Когда нет слов, есть тишина. Или вой. Звук без определенной формы. Так что Герман Янцен описывает то, что описанию не поддается. Есть такие звуки, которые на бумаге не запишешь.
И все же он пытается, как может. Вот, например, его короткое и простое описание: красавец Абрам. За этой фразой кроется, как на мгновение останавливаются при входе в дом несущие тело, как кладут его на постель. Словами это не описать, зато они образуют зияние — всего на мгновение создают дыру во времени, сквозь которую просачивается боль тех людей.
Разве не чудо, что словами можно запустить какой-то механизм в чужом теле? Вот человек пишет нескладные, обрывочные строки в Германии 1950 года, а семьдесят лет спустя в английском переводе от них перехватывает дыхание у женщины в автобусе.
Охваченная скорбью и болезнями Невестная община продолжала собираться каждое воскресенье на вечерю, пир любви.
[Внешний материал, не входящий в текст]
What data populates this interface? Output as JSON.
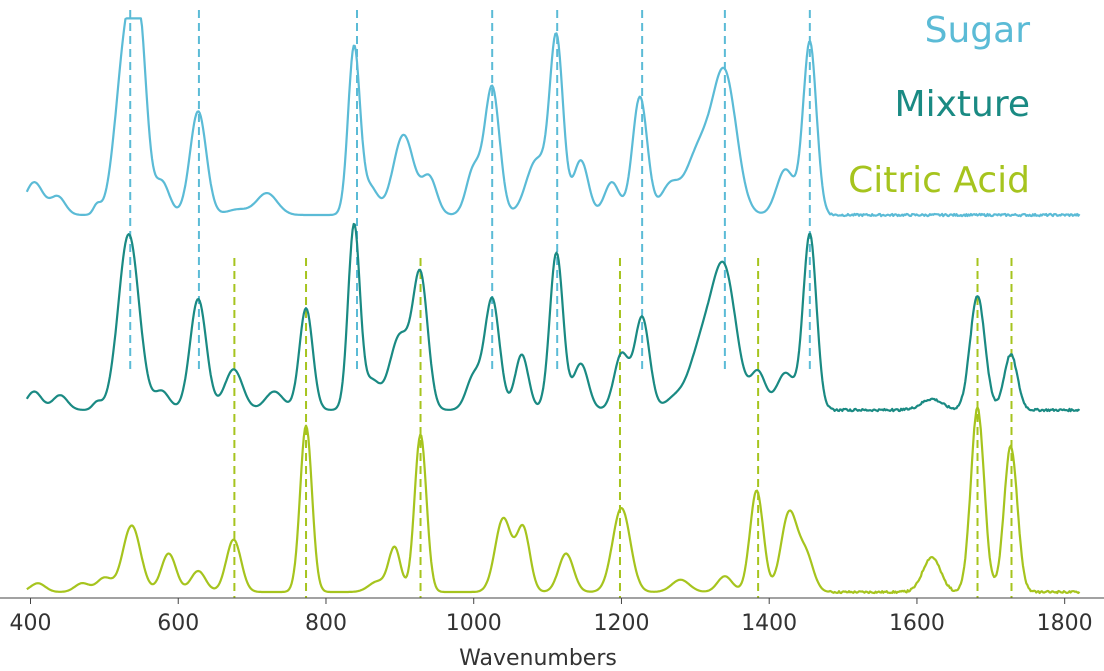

Вслух зачитывали письма от Клааса Эппа. Он призывал путников идти дальше, настаивая, что истинный их дом ждет далеко на Востоке, в сказочном Шар-и-Сабзе, Морковной долине, Шахрисабзе. Дойти туда можно только через Бухару, и они были предупреждены, что эмир их не пустит. Однако Эпп цитировал Откровение 3:8: «Вот, Я отворил перед тобою дверь».
Дверь отворенная — «и никто не может затворить ее»[20]. Дыхание перехватывает даже от самого языка.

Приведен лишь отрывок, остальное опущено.